Our first day on the Sawatch Expedition began with a short hike to Timberline Lake. As we all got settled and finished cooking our first meal in the backcountry, we continued our tradition in coming together as a community through a practice we call Circle. Our Leader of the Day (LOD) posed a single question to be answered by the group. These questions ranged from ‘what is something you are proud of?’ to ‘if you were a clothing item, what would be your wash and care instructions?’ After circle we stayed up late sharing memories of home and excitement of the semester to come.

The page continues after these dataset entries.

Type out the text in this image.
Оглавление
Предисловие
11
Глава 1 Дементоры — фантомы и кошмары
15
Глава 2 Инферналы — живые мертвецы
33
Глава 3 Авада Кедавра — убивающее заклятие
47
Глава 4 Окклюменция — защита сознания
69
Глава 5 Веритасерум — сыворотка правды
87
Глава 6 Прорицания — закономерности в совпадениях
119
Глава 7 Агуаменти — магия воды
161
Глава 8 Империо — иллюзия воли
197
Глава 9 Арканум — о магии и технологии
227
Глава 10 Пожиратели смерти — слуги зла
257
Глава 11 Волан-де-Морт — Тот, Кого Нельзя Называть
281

The next day we ventured off trail to Virginia Lake where Grace, one of our instructors, spent the better part of the evening fishing. Unfortunately for us, no one had fresh fish for dinner. Our next day we woke up to the below-freezing air, and the big 600 foot ascent in front of us. Before heading out, we discussed our different frameworks in the environmental ethics debate and learned that over the course of the semester we will be tasked to eventually develop our own set of environmental ethics.
Once we were all warmed up, we split up into three groups and huffed and puffed up to the ridge–the altitude plaguing those from the concrete jungles. Once at the top, we slowly made our way down the ridge to our next campsite at Hagerman Lake. We spent two nights at Hagerman Lake. The extra time in our schedule—a “layover” day—meant we could learn how to bake backcountry pizza, climb at a nearby boulder field, play plenty of games and enjoy shooting stars as they streaked across the sky.

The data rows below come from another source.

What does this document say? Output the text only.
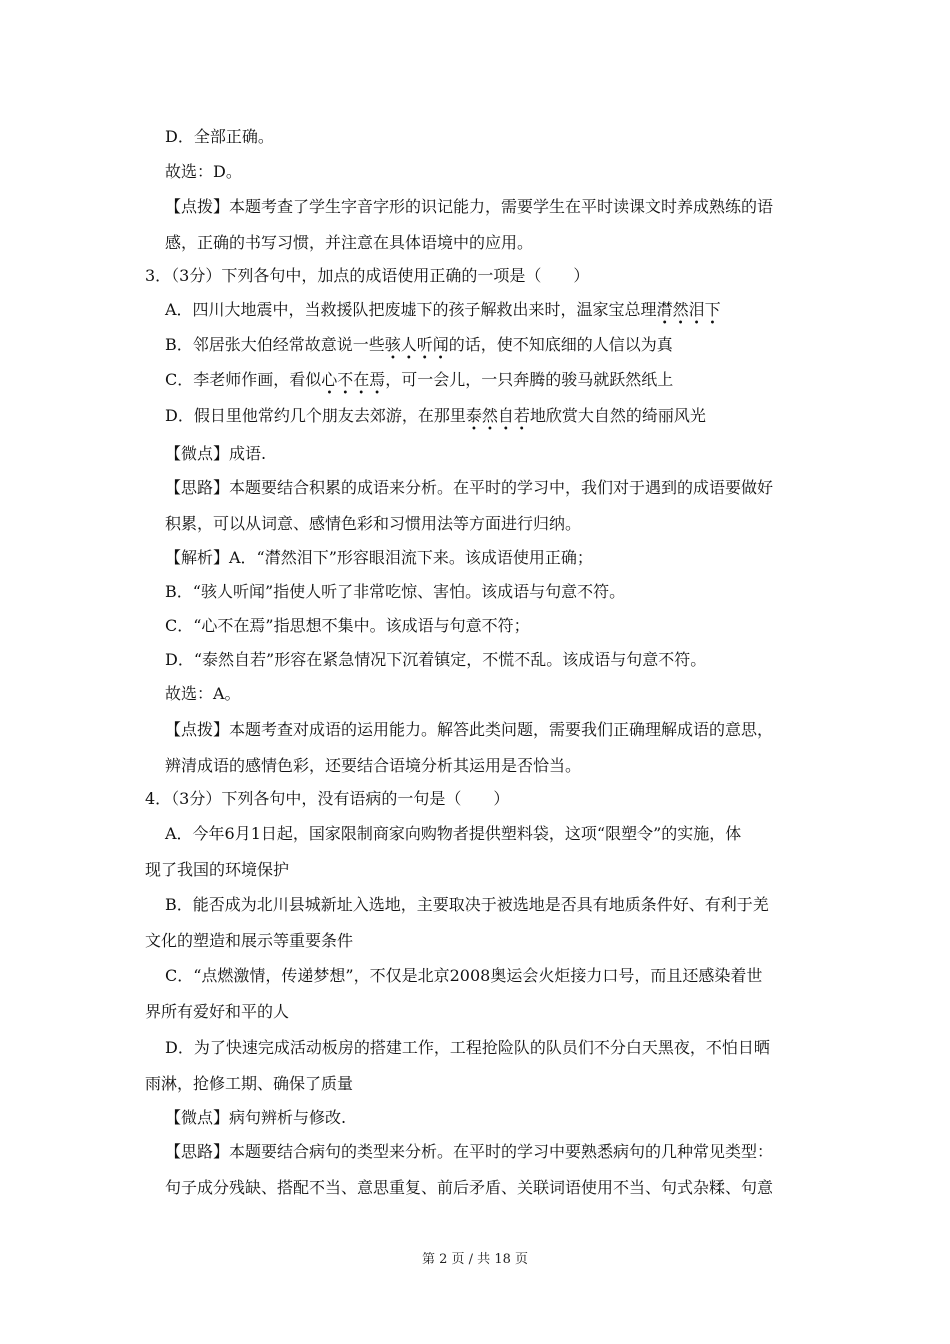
D．全部正确。
故选：D。
【点拨】本题考查了学生字音字形的识记能力，需要学生在平时读课文时养成熟练的语
感，正确的书写习惯，并注意在具体语境中的应用。
3．（3分）下列各句中，加点的成语使用正确的一项是（　　）
A．四川大地震中，当救援队把废墟下的孩子解救出来时，温家宝总理潸然泪下
• • • •
B．邻居张大伯经常故意说一些骇人听闻
• • • •
的话，使不知底细的人信以为真
C．李老师作画，看似心不在焉
• • • •
，可一会儿，一只奔腾的骏马就跃然纸上
D．假日里他常约几个朋友去郊游，在那里泰然自若
• • • •
地欣赏大自然的绮丽风光
【微点】成语.
【思路】本题要结合积累的成语来分析。在平时的学习中，我们对于遇到的成语要做好
积累，可以从词意、感情色彩和习惯用法等方面进行归纳。
【解析】A．“潸然泪下”形容眼泪流下来。该成语使用正确；
B．“骇人听闻”指使人听了非常吃惊、害怕。该成语与句意不符。
C．“心不在焉”指思想不集中。该成语与句意不符；
D．“泰然自若”形容在紧急情况下沉着镇定，不慌不乱。该成语与句意不符。
故选：A。
【点拨】本题考查对成语的运用能力。解答此类问题，需要我们正确理解成语的意思，
辨清成语的感情色彩，还要结合语境分析其运用是否恰当。
4．（3分）下列各句中，没有语病的一句是（　　）
A．今年6月1日起，国家限制商家向购物者提供塑料袋，这项“限塑令”的实施，体
现了我国的环境保护
B．能否成为北川县城新址入选地，主要取决于被选地是否具有地质条件好、有利于羌
文化的塑造和展示等重要条件
C．“点燃激情，传递梦想”，不仅是北京2008奥运会火炬接力口号，而且还感染着世
界所有爱好和平的人
D．为了快速完成活动板房的搭建工作，工程抢险队的队员们不分白天黑夜，不怕日晒
雨淋，抢修工期、确保了质量
【微点】病句辨析与修改.
【思路】本题要结合病句的类型来分析。在平时的学习中要熟悉病句的几种常见类型：
句子成分残缺、搭配不当、意思重复、前后矛盾、关联词语使用不当、句式杂糅、句意
第 2 页 / 共 18 页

Over the next 3 days, we hiked a total of 21 miles. In those days we enjoyed watching the aspen leaves turn gold. The perfect fall weather made the steep inclines on trail a bit easier to ascend. During our hiking breaks and in the flat sections we kept the conversations lively! On our last official day of backpacking many of us chose to wake up before the sun to attempt an off trail ridge summit of Mt.Elbert—Colorado’s highest fourteener. Upon reaching a high alpine saddle and getting lambasted by 50 mph gusts, we decided to bail on our summit attempt for risk management reasons. While initially disappointing to leave the summit behind, once we were down below treeline and back in the the golden aspens, our tired legs were soothed to have a whole free afternoon to hang out by the river at our final camping site–Monitor Rock.

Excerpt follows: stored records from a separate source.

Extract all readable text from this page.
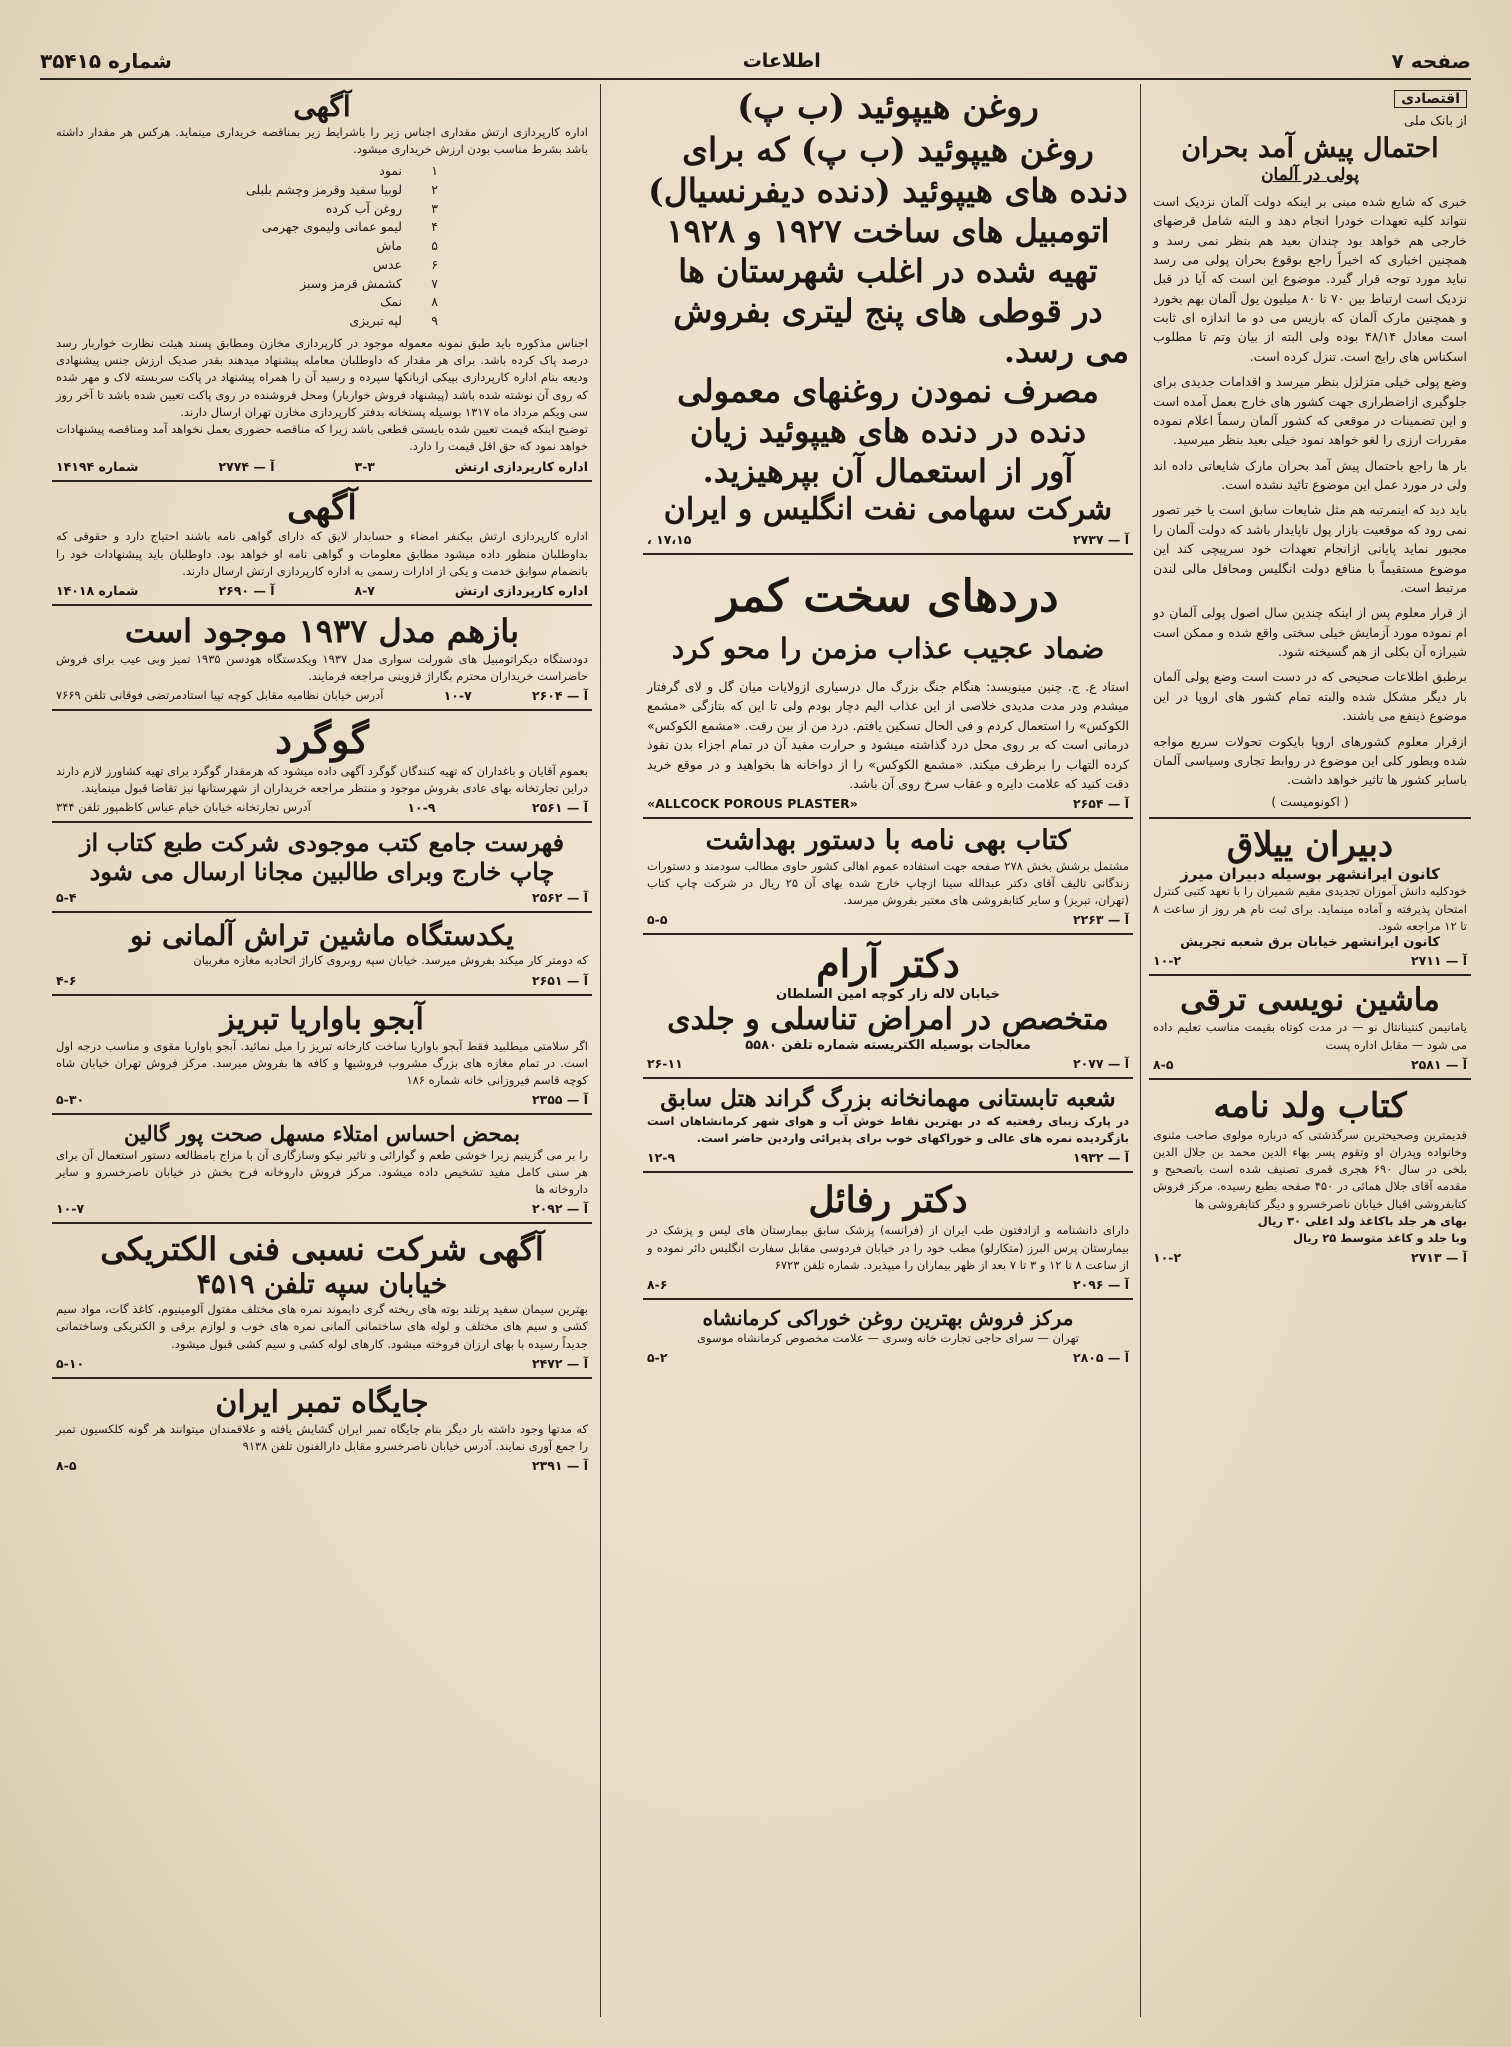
صفحه ۷
اطلاعات
شماره ۳۵۴۱۵
اقتصادی
از بانک ملی
احتمال پیش آمد بحران
پولی در آلمان

خبری که شایع شده مبنی بر اینکه دولت آلمان نزدیک است نتواند کلیه تعهدات خودرا انجام دهد و البته شامل قرضهای خارجی هم خواهد بود چندان بعید هم بنظر نمی رسد و همچنین اخباری که اخیراً راجع بوقوع بحران پولی می رسد نباید مورد توجه قرار گیرد. موضوع این است که آیا در قبل نزدیک است ارتباط بین ۷۰ تا ۸۰ میلیون یول آلمان بهم بخورد و همچنین مارک آلمان که بازیس می دو ما اندازه ای ثابت است معادل ۴۸/۱۴ بوده ولی البته از بیان وتم تا مطلوب اسکناس های رایج است. تنزل کرده است.

وضع پولی خیلی متزلزل بنظر میرسد و اقدامات جدیدی برای جلوگیری ازاضطراری جهت کشور های خارج بعمل آمده است و این تضمینات در موقعی که کشور آلمان رسماً اعلام نموده مقررات ارزی را لغو خواهد نمود خیلی بعید بنظر میرسید.

بار ها راجع باحتمال پیش آمد بحران مارک شایعاتی داده اند ولی در مورد عمل این موضوع تائید نشده است.

باید دید که اینمرتبه هم مثل شایعات سابق است یا خیر تصور نمی رود که موقعیت بازار پول ناپایدار باشد که دولت آلمان را مجبور نماید پایانی ازانجام تعهدات خود سرپیچی کند این موضوع مستقیماً با منافع دولت انگلیس ومحافل مالی لندن مرتبط است.

از قرار معلوم پس از اینکه چندین سال اصول پولی آلمان دو ام نموده مورد آزمایش خیلی سختی واقع شده و ممکن است شیرازه آن بکلی از هم گسیخته شود.

برطبق اطلاعات صحیحی که در دست است وضع پولی آلمان بار دیگر مشکل شده والبته تمام کشور های اروپا در این موضوع ذینفع می باشند.

ازقرار معلوم کشورهای اروپا بایکوت تحولات سریع مواجه شده وبطور کلی این موضوع در روابط تجاری وسیاسی آلمان باسایر کشور ها تاثیر خواهد داشت.

( اکونومیست )
دبیران ییلاق
کانون ایرانشهر بوسیله دبیران میرز
خودکلیه دانش آموزان تجدیدی مقیم شمیران را با تعهد کتبی کنترل امتحان پذیرفته و آماده مینماید. برای ثبت نام هر روز از ساعت ۸ تا ۱۲ مراجعه شود.
کانون ایرانشهر خیابان برق شعبه تجریش
آ — ۲۷۱۱
۱۰-۲
ماشین نویسی ترقی
یامانیمن کنتینانتال نو — در مدت کوتاه بقیمت مناسب تعلیم داده می شود — مقابل اداره پست
آ — ۲۵۸۱
۸-۵
کتاب ولد نامه
قدیمترین وصحیحترین سرگذشتی که درباره مولوی صاحب مثنوی وخانواده وپدران او وتقوم پسر بهاء الدین محمد بن جلال الدین بلخی در سال ۶۹۰ هجری قمری تصنیف شده است باتصحیح و مقدمه آقای جلال همائی در ۴۵۰ صفحه بطبع رسیده. مرکز فروش کتابفروشی اقبال خیابان ناصرخسرو و دیگر کتابفروشی ها
بهای هر جلد باکاغذ ولد اعلی ۳۰ ریال
وبا جلد و کاغذ متوسط ۲۵ ریال
آ — ۲۷۱۳
۱۰-۲
روغن هیپوئید (ب پ)
روغن هیپوئید (ب پ) که برای
دنده های هیپوئید (دنده دیفرنسیال)
اتومبیل های ساخت ۱۹۲۷ و ۱۹۲۸
تهیه شده در اغلب شهرستان ها
در قوطی های پنج لیتری بفروش
می رسد.
مصرف نمودن روغنهای معمولی
دنده در دنده های هیپوئید زیان
آور از استعمال آن بپرهیزید.
شرکت سهامی نفت انگلیس و ایران
آ — ۲۷۳۷
۱۷،۱۵ ،
دردهای سخت کمر
ضماد عجیب عذاب مزمن را محو کرد
استاد ع. ج. چنین مینویسد: هنگام جنگ بزرگ مال درسیاری ازولایات میان گل و لای گرفتار میشدم ودر مدت مدیدی خلاصی از این عذاب الیم دچار بودم ولی تا این که بتازگی «مشمع الکوکس» را استعمال کردم و فی الحال تسکین یافتم. درد من از بین رفت. «مشمع الکوکس» درمانی است که بر روی محل درد گذاشته میشود و حرارت مفید آن در تمام اجزاء بدن نفوذ کرده التهاب را برطرف میکند. «مشمع الکوکس» را از دواخانه ها بخواهید و در موقع خرید دقت کنید که علامت دایره و عقاب سرخ روی آن باشد.
آ — ۲۶۵۴
«ALLCOCK POROUS PLASTER»
کتاب بهی نامه با دستور بهداشت
مشتمل برشش بخش ۲۷۸ صفحه جهت استفاده عموم اهالی کشور حاوی مطالب سودمند و دستورات زندگانی تالیف آقای دکتر عبدالله سینا ازچاپ خارج شده بهای آن ۲۵ ریال در شرکت چاپ کتاب (تهران، تبریز) و سایر کتابفروشی های معتبر بفروش میرسد.
آ — ۲۲۶۳
۵-۵
دکتر آرام
خیابان لاله زار کوچه امین السلطان
متخصص در امراض تناسلی و جلدی
معالجات بوسیله الکتریسته شماره تلفن ۵۵۸۰
آ — ۲۰۷۷
۲۶-۱۱
شعبه تابستانی مهمانخانه بزرگ گراند هتل سابق
در پارک زیبای رفعتیه که در بهترین نقاط خوش آب و هوای شهر کرمانشاهان است بازگردیده نمره های عالی و خوراکهای خوب برای پذیرائی واردین حاضر است.
آ — ۱۹۳۲
۱۲-۹
دکتر رفائل
دارای دانشنامه و ازادفتون طب ایران از (فرانسه) پزشک سابق بیمارستان های لیس و پزشک در بیمارستان پرس البرز (متکارلو) مطب خود را در خیابان فردوسی مقابل سفارت انگلیس دائر نموده و از ساعت ۸ تا ۱۲ و ۳ تا ۷ بعد از ظهر بیماران را میپذیرد. شماره تلفن ۶۷۲۳
آ — ۲۰۹۶
۸-۶
مرکز فروش بهترین روغن خوراکی کرمانشاه
تهران — سرای حاجی تجارت خانه وسری — علامت مخصوص کرمانشاه موسوی
آ — ۲۸۰۵
۵-۲
آگهی
اداره کارپردازی ارتش مقداری اجناس زیر را باشرایط زیر بمناقصه خریداری مینماید. هرکس هر مقدار داشته باشد بشرط مناسب بودن ارزش خریداری میشود.
۱
نمود
۲
لوبیا سفید وقرمز وچشم بلبلی
۳
روغن آب کرده
۴
لیمو عمانی ولیموی جهرمی
۵
ماش
۶
عدس
۷
کشمش قرمز وسبز
۸
نمک
۹
لپه تبریزی
اجناس مذکوره باید طبق نمونه معموله موجود در کارپردازی مخازن ومطابق پسند هیئت نظارت خواربار رسد درصد پاک کرده باشد. برای هر مقدار که داوطلبان معامله پیشنهاد میدهند بقدر صدیک ارزش جنس پیشنهادی ودیعه بنام اداره کارپردازی بپیکی ازبانکها سپرده و رسید آن را همراه پیشنهاد در پاکت سربسته لاک و مهر شده که روی آن نوشته شده باشد (پیشنهاد فروش خواربار) ومحل فروشنده در روی پاکت تعیین شده باشد تا آخر روز سی ویکم مرداد ماه ۱۳۱۷ بوسیله پستخانه بدفتر کارپردازی مخازن تهران ارسال دارند.
توضیح اینکه قیمت تعیین شده بایستی قطعی باشد زیرا که مناقصه حضوری بعمل نخواهد آمد ومناقصه پیشنهادات خواهد نمود که حق اقل قیمت را دارد.
اداره کارپردازی ارتش
۳-۳
آ — ۲۷۷۴
شماره ۱۴۱۹۴
آگهی
اداره کارپردازی ارتش بیکنفر امضاء و حسابدار لایق که دارای گواهی نامه باشند احتیاج دارد و حقوقی که بداوطلبان منظور داده میشود مطابق معلومات و گواهی نامه او خواهد بود. داوطلبان باید پیشنهادات خود را بانضمام سوابق خدمت و یکی از ادارات رسمی به اداره کارپردازی ارتش ارسال دارند.
اداره کارپردازی ارتش
۸-۷
آ — ۲۶۹۰
شماره ۱۴۰۱۸
بازهم مدل ۱۹۳۷ موجود است
دودستگاه دیکراتومبیل های شورلت سواری مدل ۱۹۳۷ ویکدستگاه هودسن ۱۹۳۵ تمیز وبی عیب برای فروش حاضراست خریداران محترم بگاراژ قزوینی مراجعه فرمایند.
آ — ۲۶۰۴
۱۰-۷
آدرس خیابان نظامیه مقابل کوچه تپیا استادمرتضی فوقانی تلفن ۷۶۶۹
گوگرد
بعموم آقایان و باغداران که تهیه کنندگان گوگرد آگهی داده میشود که هرمقدار گوگرد برای تهیه کشاورز لازم دارند دراین تجارتخانه بهای عادی بفروش موجود و منتظر مراجعه خریداران از شهرستانها نیز تقاضا قبول مینمایند.
آ — ۲۵۶۱
۱۰-۹
آدرس تجارتخانه خیابان خیام عباس کاظمپور تلفن ۳۴۴
فهرست جامع کتب موجودی شرکت طبع کتاب از
چاپ خارج وبرای طالبین مجانا ارسال می شود
آ — ۲۵۶۲
۵-۴
یکدستگاه ماشین تراش آلمانی نو
که دومتر کار میکند بفروش میرسد. خیابان سپه روبروی کاراژ اتحادیه مغازه مغربیان
آ — ۲۶۵۱
۴-۶
آبجو باواریا تبریز
اگر سلامتی میطلبید فقط آبجو باواریا ساخت کارخانه تبریز را میل نمائید. آبجو باواریا مقوی و مناسب درجه اول است. در تمام مغازه های بزرگ مشروب فروشیها و کافه ها بفروش میرسد. مرکز فروش تهران خیابان شاه کوچه قاسم فیروزانی خانه شماره ۱۸۶
آ — ۲۳۵۵
۵-۳۰
بمحض احساس امتلاء مسهل صحت پور گالین
را بر می گزینیم زیرا خوشی طعم و گوارائی و تاثیر نیکو وسازگاری آن با مزاج بامطالعه دستور استعمال آن برای هر سنی کامل مفید تشخیص داده میشود. مرکز فروش داروخانه فرح بخش در خیابان ناصرخسرو و سایر داروخانه ها
آ — ۲۰۹۲
۱۰-۷
آگهی شرکت نسبی فنی الکتریکی
خیابان سپه تلفن ۴۵۱۹
بهترین سیمان سفید پرتلند بوته های ریخته گری دایموند نمره های مختلف مفتول آلومینیوم، کاغذ گات، مواد سیم کشی و سیم های مختلف و لوله های ساختمانی آلمانی نمره های خوب و لوازم برقی و الکتریکی وساختمانی جدیداً رسیده با بهای ارزان فروخته میشود. کارهای لوله کشی و سیم کشی قبول میشود.
آ — ۲۴۷۲
۵-۱۰
جایگاه تمبر ایران
که مدتها وجود داشته بار دیگر بنام جایگاه تمبر ایران گشایش یافته و علاقمندان میتوانند هر گونه کلکسیون تمبر را جمع آوری نمایند. آدرس خیابان ناصرخسرو مقابل دارالفنون تلفن ۹۱۳۸
آ — ۲۳۹۱
۸-۵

The next 2 days were spent “learning the ropes” of rock climbing, power screaming our way through ab workouts led by Laria, Eli and Haley, and making some epic meals (cheesy stuffed crust backcountry pizza, anyone?) We spent our last night in the field re-enacting our favorite memories from the expedition. The next morning, we packed our bags and boarded the bus with dirt ladened faces, and headed back to HMI’s campus ready for our first showers in 10 days. Now, with full bellies and hair smelling of fresh shampoo, we are excited to enter our next journey into the desert of Moab, Utah.